The mean age of the study population was 55.4 (range 33-80) years. The mean gravidity was 3.8 (range 0-12) and the mean parity was 3.32 (range 0-11). 108 (56,8%) patients were with body mass index of >30 kg/m(2). The mean platelet count among women was 288, 6±90.7×10(9)/L (range 105-772×10(9)/L). The majority of the patients were with early stage diseases during the surgeries. 170 (89.5%) of the patients had stage I to II disease, and 20 (10.5%) of them had stage III to IV disease. There were no statistical significance between thrombocytosis and age, gravidity, parity, BMI, cancer grade and stage, histological subtype of the tumor, depth of invasion, cervical involvement, intrauterine tumor volume and peritoneal washing cytology.

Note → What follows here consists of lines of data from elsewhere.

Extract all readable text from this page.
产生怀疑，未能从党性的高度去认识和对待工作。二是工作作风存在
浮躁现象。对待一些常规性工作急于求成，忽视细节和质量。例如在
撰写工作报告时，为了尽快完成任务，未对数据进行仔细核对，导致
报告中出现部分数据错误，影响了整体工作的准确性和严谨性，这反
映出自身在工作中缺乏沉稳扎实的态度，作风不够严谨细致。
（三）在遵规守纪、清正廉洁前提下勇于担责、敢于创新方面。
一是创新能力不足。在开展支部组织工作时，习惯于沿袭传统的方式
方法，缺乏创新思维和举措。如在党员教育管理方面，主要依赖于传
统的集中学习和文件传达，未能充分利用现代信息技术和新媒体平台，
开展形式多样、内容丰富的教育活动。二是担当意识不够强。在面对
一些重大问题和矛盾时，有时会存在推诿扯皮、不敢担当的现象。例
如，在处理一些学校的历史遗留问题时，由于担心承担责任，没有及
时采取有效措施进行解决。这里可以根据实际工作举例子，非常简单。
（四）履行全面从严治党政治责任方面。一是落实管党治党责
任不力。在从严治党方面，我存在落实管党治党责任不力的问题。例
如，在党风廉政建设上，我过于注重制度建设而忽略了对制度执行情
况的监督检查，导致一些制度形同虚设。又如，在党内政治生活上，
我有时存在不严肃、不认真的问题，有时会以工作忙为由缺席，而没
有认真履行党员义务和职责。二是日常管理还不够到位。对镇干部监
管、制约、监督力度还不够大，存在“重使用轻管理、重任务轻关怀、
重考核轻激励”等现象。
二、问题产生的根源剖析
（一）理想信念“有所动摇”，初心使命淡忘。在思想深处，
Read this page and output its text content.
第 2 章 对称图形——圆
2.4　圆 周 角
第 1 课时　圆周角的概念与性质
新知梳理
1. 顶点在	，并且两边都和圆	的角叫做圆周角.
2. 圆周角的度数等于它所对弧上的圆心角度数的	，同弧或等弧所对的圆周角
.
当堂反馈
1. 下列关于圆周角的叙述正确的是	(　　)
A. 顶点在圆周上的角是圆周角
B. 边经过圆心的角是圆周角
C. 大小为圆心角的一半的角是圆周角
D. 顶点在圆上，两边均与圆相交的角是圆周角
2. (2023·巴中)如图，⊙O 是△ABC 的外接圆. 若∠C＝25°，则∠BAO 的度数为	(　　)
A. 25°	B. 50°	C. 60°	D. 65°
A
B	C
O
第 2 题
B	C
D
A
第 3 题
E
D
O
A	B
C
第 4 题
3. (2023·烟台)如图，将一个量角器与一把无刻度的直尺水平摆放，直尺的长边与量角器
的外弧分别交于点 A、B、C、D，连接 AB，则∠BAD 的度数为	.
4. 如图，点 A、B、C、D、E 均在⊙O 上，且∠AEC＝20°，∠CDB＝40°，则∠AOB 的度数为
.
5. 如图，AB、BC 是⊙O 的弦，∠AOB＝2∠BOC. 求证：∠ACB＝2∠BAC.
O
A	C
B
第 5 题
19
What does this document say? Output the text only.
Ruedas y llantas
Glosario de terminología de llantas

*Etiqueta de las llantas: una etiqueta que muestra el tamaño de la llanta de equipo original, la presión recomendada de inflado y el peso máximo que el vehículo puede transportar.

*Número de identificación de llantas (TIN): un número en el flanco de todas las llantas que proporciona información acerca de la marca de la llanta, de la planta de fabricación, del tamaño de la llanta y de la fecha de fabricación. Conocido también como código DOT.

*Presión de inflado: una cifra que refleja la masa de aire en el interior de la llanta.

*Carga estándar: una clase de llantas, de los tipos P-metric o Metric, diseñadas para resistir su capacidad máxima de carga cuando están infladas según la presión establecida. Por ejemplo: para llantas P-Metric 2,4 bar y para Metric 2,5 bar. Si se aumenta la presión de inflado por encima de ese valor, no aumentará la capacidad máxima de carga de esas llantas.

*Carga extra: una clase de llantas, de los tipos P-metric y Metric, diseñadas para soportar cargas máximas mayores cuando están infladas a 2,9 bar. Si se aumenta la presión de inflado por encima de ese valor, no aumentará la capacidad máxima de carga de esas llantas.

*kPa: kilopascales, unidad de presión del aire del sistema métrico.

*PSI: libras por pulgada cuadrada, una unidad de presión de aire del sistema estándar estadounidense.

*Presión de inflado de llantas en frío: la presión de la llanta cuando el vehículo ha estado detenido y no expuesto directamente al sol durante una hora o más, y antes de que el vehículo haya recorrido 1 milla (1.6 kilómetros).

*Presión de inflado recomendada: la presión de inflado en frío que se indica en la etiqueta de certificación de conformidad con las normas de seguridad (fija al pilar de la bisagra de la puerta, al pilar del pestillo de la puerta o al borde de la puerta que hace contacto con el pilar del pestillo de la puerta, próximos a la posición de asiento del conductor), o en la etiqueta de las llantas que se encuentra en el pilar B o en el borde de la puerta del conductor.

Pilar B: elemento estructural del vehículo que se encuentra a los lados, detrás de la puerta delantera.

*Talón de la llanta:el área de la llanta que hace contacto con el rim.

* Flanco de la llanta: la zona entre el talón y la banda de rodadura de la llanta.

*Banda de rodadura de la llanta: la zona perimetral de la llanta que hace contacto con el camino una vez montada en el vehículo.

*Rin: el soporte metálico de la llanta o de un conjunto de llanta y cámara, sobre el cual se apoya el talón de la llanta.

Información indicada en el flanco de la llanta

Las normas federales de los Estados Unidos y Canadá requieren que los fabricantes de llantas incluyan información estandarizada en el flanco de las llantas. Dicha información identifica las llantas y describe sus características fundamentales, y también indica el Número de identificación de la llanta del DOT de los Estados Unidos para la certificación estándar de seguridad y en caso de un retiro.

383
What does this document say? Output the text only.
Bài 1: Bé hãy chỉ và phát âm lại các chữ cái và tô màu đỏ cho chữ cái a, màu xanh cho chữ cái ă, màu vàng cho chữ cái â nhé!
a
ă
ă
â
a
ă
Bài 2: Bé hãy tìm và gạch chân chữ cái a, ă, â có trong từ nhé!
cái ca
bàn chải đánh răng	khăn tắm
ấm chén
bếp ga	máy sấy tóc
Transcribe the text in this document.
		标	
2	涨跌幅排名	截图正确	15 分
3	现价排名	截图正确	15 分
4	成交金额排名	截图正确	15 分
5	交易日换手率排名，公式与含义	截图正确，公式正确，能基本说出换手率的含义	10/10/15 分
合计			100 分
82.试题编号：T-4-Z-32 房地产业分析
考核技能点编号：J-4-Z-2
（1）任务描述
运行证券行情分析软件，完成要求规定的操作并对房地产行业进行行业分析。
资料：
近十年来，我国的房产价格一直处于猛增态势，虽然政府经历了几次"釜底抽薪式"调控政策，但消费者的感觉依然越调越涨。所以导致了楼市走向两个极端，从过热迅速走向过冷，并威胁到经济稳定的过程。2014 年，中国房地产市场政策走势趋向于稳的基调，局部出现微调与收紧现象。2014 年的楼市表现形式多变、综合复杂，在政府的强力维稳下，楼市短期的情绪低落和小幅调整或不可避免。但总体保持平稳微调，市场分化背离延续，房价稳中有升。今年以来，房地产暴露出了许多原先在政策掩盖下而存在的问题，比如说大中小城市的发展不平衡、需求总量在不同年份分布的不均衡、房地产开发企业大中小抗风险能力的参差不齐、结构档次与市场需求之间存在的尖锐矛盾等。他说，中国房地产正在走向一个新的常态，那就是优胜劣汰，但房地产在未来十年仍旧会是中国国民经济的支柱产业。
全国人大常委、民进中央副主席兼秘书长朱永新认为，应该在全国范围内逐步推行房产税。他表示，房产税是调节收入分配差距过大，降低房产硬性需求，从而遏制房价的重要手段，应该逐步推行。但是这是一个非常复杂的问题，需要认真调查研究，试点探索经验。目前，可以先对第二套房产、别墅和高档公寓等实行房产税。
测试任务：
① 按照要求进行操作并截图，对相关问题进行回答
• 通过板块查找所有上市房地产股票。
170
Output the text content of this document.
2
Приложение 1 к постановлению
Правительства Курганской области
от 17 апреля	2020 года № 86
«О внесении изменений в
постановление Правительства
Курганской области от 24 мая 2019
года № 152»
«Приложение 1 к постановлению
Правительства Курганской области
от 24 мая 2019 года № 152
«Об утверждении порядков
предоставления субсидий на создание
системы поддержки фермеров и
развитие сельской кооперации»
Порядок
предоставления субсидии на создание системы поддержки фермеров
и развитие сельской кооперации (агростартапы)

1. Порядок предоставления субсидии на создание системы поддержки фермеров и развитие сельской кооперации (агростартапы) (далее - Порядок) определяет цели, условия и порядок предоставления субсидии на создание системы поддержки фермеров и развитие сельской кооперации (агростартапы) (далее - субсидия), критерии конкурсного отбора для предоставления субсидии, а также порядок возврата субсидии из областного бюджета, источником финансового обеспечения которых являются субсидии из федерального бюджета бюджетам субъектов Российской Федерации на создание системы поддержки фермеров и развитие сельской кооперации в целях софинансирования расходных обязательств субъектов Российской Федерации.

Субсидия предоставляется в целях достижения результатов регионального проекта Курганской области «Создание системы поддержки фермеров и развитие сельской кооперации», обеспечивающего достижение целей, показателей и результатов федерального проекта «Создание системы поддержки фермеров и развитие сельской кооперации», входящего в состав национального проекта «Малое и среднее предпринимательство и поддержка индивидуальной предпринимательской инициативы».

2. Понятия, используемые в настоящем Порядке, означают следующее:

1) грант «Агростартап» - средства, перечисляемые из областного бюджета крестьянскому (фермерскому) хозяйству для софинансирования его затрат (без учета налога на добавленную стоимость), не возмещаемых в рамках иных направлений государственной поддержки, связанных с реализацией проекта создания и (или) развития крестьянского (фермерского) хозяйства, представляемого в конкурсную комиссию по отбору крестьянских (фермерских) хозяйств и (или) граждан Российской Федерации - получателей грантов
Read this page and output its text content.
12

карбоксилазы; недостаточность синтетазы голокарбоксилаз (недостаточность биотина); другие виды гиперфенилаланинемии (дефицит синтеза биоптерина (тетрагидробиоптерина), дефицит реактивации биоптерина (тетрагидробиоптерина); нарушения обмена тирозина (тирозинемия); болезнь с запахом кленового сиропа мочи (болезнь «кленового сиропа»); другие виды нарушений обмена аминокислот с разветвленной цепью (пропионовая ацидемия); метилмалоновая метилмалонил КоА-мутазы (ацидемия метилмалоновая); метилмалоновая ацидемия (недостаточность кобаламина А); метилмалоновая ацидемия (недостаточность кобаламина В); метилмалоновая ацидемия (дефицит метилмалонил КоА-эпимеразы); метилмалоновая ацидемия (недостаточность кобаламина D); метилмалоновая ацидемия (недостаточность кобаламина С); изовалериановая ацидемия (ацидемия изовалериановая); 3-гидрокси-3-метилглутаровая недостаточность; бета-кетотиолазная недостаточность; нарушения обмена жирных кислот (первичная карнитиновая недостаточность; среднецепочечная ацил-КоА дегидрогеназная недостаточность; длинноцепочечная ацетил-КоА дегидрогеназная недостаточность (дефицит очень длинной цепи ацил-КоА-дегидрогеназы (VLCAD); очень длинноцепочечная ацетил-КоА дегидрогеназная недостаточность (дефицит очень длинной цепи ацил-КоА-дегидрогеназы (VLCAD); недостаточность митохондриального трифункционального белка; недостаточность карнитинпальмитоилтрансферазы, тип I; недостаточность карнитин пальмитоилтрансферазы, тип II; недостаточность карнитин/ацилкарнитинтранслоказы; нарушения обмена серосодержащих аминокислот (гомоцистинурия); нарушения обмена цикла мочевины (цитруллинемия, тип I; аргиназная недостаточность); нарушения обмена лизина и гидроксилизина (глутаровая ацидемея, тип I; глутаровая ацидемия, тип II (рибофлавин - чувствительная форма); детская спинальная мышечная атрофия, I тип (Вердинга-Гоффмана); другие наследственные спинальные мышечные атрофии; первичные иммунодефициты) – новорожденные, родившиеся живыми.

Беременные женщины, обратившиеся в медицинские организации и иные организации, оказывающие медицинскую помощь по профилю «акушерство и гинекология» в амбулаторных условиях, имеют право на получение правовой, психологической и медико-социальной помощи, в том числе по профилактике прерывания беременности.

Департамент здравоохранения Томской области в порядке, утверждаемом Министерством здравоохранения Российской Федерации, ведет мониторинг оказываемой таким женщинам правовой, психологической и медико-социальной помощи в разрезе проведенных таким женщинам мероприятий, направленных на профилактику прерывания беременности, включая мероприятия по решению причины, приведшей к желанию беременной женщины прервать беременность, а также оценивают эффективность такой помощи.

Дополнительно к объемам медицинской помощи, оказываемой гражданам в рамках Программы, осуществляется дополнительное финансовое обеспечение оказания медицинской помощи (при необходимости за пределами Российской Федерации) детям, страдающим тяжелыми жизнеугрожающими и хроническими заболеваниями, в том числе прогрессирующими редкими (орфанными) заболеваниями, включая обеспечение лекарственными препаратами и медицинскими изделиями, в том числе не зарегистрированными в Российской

We found that preoperative platelet count was not correlated with the stage or grade of endometrial cancer.
我们旨在评估子宫内膜癌患者术前血小板增多症对术后肿瘤分期和肿瘤分级的预测价值。
这是一项于2000年1月至2011年12月在我们妇科肿瘤科进行的回顾性研究。我们回顾了190例被诊断为子宫内膜癌并接受完整分期手术患者的病历。记录了患者的临床病理特征,如年龄、妊娠次数、产次、绝经状态、体重指数、合并症(糖尿病、高血压等)、分期、分级、组织学亚型、肌层浸润深度、腹腔冲洗细胞学检查和术前血小板计数。子宫内膜样腺癌根据国际妇产科联盟(FIGO)分类进行分级。手术前3天采集用于测量血小板计数的血样。血小板增多症定义为血小板计数≥300×10⁹/L。来自双侧检验的P值小于0.05被认为具有统计学意义。
研究人群的平均年龄为55.4岁(范围33 - 80岁)。平均妊娠次数为3.8次(范围0 - 12次),平均产次为3.32次(范围0 - 11次)。108例(56.8%)患者体重指数>30 kg/m²。女性的平均血小板计数为288.6±90.7×10⁹/L(范围105 - 772×10⁹/L)。大多数患者在手术期间处于早期疾病阶段。170例(89.5%)患者患有I至II期疾病,其中20例(10.5%)患有III至IV期疾病。血小板增多症与年龄、妊娠次数、产次、体重指数、癌症分级和分期、肿瘤组织学亚型、浸润深度、宫颈受累、子宫内肿瘤体积和腹腔冲洗细胞学检查之间无统计学意义。
我们发现术前血小板计数与子宫内膜癌的分期或分级无关。